Colombia

Operativo en La Guajira habría dejado muerto a alias ‘Bendito Menor’, jefe de las ACSN

Hace 52 minutos

Las autoridades colombianas verifican si en un operativo contra las Autodefensas Conquistadoras de la Sierra Nevada en La Guajira murió Naín Andrés Pérez Toncel, alias ‘Bendito Menor’, uno de los presuntos jefes del grupo. La confirmación sería un golpe sensible contra esa estructura criminal que disputa control territorial en el Caribe.

La muerte de Naín Andrés Pérez Toncel, alias ‘Bendito Menor’, habría sacudido la estructura de las Autodefensas Conquistadoras de la Sierra Nevada en medio de un operativo adelantado en La Guajira, según informó infobae colombia. Aunque la versión aún está en verificación por parte de las autoridades, el solo hecho de que su nombre aparezca entre los presuntos fallecidos o capturados ya marca un golpe relevante contra una organización que ha venido consolidando poder armado, control territorial y capacidad de intimidación en el Caribe colombiano.

De acuerdo con la información conocida, Pérez Toncel era señalado como uno de los cabecillas de las ACSN, un grupo que en los últimos años ha expandido su influencia en zonas estratégicas de La Guajira y la Sierra Nevada de Santa Marta. Las autoridades revisan identidades para establecer con precisión si el hombre dado de baja en la operación corresponde efectivamente a alias ‘Bendito Menor’, una figura clave dentro de la cadena de mando criminal. Esa verificación no es un detalle menor: en estructuras armadas como esta, un nombre equivocado puede alterar el alcance real del operativo y su impacto en la organización.

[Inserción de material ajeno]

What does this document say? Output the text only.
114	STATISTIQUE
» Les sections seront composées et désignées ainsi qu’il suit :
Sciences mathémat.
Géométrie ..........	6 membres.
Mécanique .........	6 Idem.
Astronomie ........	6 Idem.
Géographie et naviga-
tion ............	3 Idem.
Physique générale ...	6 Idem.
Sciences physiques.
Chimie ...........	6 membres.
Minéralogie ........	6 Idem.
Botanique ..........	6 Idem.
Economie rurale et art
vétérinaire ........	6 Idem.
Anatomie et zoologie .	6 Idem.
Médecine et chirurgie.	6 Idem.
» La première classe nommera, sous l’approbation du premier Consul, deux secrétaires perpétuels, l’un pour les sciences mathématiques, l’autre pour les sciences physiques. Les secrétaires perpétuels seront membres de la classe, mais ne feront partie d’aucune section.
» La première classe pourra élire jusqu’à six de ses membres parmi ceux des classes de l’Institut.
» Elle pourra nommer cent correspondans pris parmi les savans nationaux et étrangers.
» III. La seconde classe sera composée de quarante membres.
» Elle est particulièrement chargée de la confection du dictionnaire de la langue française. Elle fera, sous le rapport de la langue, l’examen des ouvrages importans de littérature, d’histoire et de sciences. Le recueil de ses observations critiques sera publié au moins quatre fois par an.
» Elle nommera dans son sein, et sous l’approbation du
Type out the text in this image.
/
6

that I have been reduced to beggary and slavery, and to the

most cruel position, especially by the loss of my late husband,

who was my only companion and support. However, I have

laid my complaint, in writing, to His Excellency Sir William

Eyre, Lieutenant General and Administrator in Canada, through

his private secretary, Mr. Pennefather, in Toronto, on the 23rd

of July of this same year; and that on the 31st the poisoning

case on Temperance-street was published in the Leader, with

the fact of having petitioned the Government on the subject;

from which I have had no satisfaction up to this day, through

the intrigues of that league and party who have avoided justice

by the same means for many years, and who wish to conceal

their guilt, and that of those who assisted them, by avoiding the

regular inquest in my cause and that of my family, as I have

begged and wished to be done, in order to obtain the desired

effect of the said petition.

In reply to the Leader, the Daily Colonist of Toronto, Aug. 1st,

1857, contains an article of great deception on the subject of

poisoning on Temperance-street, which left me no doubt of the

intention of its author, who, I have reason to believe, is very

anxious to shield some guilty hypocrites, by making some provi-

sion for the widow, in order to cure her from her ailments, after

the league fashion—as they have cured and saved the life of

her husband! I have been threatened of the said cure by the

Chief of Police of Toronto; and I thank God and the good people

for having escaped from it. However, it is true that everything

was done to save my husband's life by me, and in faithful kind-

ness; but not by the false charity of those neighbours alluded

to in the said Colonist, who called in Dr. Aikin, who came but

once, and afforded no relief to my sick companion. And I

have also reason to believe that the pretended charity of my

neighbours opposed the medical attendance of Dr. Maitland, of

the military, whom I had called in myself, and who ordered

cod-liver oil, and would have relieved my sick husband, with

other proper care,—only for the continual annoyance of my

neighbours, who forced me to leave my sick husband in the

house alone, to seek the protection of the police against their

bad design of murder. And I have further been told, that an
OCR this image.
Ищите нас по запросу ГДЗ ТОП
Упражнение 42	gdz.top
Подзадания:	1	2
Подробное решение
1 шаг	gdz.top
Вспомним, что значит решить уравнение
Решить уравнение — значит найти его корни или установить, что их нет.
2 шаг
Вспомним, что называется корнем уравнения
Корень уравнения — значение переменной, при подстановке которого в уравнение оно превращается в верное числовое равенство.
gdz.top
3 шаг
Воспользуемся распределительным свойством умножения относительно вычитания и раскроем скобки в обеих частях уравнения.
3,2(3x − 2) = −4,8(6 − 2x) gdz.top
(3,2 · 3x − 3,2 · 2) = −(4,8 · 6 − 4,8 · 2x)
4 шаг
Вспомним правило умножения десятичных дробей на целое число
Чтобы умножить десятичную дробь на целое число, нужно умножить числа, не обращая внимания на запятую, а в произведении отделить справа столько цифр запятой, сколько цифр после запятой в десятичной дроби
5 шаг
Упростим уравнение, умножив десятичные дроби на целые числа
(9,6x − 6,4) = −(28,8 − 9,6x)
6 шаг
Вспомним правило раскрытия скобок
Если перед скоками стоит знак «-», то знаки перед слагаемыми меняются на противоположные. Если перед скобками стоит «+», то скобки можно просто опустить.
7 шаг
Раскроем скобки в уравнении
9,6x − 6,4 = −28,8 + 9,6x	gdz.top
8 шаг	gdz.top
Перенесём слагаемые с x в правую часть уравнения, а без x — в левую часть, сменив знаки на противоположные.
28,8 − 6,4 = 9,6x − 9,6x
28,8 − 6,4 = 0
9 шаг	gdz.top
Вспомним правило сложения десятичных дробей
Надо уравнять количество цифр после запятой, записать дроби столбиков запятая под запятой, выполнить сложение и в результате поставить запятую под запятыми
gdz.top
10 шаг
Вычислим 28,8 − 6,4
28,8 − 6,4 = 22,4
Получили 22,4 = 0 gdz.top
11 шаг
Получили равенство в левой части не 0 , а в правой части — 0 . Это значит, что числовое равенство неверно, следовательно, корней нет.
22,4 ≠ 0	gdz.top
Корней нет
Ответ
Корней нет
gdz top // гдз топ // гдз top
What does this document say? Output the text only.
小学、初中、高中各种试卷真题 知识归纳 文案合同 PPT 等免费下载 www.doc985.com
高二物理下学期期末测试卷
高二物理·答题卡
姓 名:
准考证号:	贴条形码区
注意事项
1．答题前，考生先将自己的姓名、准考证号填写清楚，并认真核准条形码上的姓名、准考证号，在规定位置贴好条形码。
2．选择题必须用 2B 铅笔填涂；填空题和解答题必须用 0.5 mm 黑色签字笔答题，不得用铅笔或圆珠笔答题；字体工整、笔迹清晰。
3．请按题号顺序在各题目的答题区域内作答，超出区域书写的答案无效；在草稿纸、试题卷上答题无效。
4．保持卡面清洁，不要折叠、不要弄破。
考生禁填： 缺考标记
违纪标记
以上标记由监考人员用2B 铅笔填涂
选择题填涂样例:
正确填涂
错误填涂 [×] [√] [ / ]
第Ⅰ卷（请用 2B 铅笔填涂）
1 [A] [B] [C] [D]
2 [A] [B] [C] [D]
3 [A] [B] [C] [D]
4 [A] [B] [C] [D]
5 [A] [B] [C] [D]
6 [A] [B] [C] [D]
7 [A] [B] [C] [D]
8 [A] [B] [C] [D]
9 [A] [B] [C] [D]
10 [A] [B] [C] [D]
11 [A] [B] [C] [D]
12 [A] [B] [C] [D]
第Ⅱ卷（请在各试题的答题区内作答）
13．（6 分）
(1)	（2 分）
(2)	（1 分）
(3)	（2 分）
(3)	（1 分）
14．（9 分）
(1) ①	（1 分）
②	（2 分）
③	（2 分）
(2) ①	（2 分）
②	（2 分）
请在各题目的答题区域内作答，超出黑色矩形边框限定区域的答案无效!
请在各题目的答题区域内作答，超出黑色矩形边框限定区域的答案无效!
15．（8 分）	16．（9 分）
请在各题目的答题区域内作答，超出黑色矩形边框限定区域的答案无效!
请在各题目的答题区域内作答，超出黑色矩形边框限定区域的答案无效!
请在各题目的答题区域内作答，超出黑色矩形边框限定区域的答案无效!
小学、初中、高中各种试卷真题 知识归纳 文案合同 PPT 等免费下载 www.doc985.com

El caso importa por dos razones. La primera, porque las ACSN se han convertido en un actor violento con capacidad de disputa territorial en corredores donde confluyen narcotráfico, extorsión, control de rutas ilegales y presión sobre comunidades rurales e indígenas. La segunda, porque cada golpe contra sus mandos expone también la fragilidad de la presencia estatal en una región donde la criminalidad suele avanzar más rápido que la institucionalidad. Si se confirma la muerte de alias ‘Bendito Menor’, el mensaje para la cúpula de las ACSN sería claro: el Estado sigue buscando afectar su músculo operativo. Pero la experiencia en Colombia demuestra que la caída de un jefe no siempre desmantela la estructura; a veces solo abre la puerta a nuevas disputas internas o a una reconfiguración más agresiva.

Para la población de La Guajira, la noticia tiene una lectura inmediata: menos capacidad de coerción de un grupo armado podría traducirse en alivio para comunidades golpeadas por amenazas y control ilegal, aunque ese efecto suele ser frágil y temporal. En regiones donde el poder criminal se mezcla con economías ilegales y abandono estatal, cada operativo no solo busca neutralizar a un hombre, sino intentar romper una red de mando que afecta la vida cotidiana de quienes viven entre la violencia y la incertidumbre. Por ahora, la clave está en la confirmación oficial de las identidades: de eso depende saber si el operativo dejó realmente fuera de combate a uno de los nombres más visibles de las ACSN o si se trata de otra pieza en una guerra armada que sigue abierta en el norte del país.